For several days and counting, the new Safeway at Granville and 70th has been stuck with half a sign. All safe and no way. I walk by the first time, amused at the delay. We see buildings mid-construction but we don’t often see words. We don’t read an author’s half-finished manuscript. We read the published book with the illustrated cover on display in Chapter’s. We don’t listen to a half-done speech from a president, sports star, or other figure in the public eye. We are used to whole words, even though we think in half words and half-finished sentences all the time.

Last week, I talked about reading the city through text on buildings, and asked are we reading them or are they reading us?

Text reads differently when it’s separated from what makes it familiar. When it’s disconnected from its usual reality.

I know what the text on this building should have said. Everything I know from growing up in urban environments tells me this building should read “Safeway.” But because it didn’t, it made me stop. Smile. Pull out my camera. Read the building in a whole new way.

The funny thing is, SAFE isn’t a half word.
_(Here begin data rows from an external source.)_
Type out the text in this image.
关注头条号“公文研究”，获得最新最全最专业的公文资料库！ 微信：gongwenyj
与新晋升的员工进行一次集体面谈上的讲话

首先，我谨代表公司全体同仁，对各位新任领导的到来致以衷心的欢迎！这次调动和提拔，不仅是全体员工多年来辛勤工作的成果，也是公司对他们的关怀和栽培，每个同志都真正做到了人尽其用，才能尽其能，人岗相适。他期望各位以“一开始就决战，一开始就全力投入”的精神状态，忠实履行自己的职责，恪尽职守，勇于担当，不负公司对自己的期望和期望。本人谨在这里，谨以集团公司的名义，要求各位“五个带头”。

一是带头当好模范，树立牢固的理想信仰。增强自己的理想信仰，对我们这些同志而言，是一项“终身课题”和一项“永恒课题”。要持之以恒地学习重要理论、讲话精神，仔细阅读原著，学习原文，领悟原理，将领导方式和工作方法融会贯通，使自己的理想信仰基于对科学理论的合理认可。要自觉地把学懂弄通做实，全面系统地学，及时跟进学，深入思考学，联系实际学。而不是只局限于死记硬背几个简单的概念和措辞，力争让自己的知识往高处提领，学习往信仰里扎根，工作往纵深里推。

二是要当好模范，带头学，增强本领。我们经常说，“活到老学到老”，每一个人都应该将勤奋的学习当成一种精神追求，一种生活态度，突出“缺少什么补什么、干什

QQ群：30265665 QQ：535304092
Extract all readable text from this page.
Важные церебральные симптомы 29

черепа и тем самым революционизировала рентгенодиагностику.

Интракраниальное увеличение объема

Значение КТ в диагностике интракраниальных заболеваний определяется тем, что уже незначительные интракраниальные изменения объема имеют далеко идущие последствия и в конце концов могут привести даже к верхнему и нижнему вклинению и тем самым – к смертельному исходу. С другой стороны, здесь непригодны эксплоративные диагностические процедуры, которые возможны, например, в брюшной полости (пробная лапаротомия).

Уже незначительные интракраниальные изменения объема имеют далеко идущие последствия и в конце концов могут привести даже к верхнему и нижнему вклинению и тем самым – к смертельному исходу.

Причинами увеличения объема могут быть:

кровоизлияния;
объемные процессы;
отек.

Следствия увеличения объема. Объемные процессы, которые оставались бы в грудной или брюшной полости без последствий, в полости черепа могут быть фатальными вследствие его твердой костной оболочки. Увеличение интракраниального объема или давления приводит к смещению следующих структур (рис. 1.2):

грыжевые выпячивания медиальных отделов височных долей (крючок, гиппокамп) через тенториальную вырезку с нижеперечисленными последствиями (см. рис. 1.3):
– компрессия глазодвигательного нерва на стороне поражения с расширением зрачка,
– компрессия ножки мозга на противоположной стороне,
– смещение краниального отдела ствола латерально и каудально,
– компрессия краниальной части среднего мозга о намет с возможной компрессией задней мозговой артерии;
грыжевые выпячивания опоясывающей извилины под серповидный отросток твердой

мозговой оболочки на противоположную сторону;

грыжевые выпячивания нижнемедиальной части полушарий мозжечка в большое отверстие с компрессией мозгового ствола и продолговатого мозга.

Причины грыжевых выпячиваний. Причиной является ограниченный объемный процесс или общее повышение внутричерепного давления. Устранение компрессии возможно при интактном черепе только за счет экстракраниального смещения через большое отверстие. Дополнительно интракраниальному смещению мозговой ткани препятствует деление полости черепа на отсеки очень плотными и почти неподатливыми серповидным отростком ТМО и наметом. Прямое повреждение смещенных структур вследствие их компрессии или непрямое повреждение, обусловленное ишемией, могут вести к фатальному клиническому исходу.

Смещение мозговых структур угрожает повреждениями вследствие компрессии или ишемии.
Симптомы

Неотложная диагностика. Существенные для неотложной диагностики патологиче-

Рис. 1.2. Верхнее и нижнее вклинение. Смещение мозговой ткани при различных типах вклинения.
I think that’s what struck me so much—that it made sense in and of itself. That it is such an ordinary word displayed so visibly, so unusually, so as to render it extraordinary.

“Protected from or not exposed to danger or risk; not likely to be harmed.”
Baseball: “having reached a base without being put out.”

I like the baseball definition better because it doesn’t imply that you’re not in the game, that you’re not taking risks. No, you are playing, you are hitting, you are running. And when there’s so much set against you that can take you out (balls, bats, opponents), you’ve landed on a base that is holy ground so to speak—sacred because it’s safe. Nothing can harm you while you’re on it.

The building isn’t “Safeway” until it gets its name. Naming is everything. We name our cities, neighbourhoods, children, pets, cars, boats, computers. Naming says you have an identity. You are worth something to me. You are personal. You are mine.

Right now, the building is SAFE.

It is not a grocery store.

It is a glass rectangle with a swoosh across its façade.

It is a four-letter word on a building.

It is poetry.

It is telling me, making me Safe. A reminder that in a city—any city—where there is so many things and so many people who aren’t safe, that Safe still exists. There is no prescribed Way to find it or to find it without confronting danger first, but it is there. There are places and people who are Safe. Safe has a reality beyond its sign.

I walk by a second time on Monday, Vancouver’s first snowfall of the 2013 winter season. To my delight, SAFE is still there. I hope the construction workers have trouble finding the WAY so that SAFE can linger a while more, reminding me and other city-dwellers through the liminal state of a grocery store what we all long for.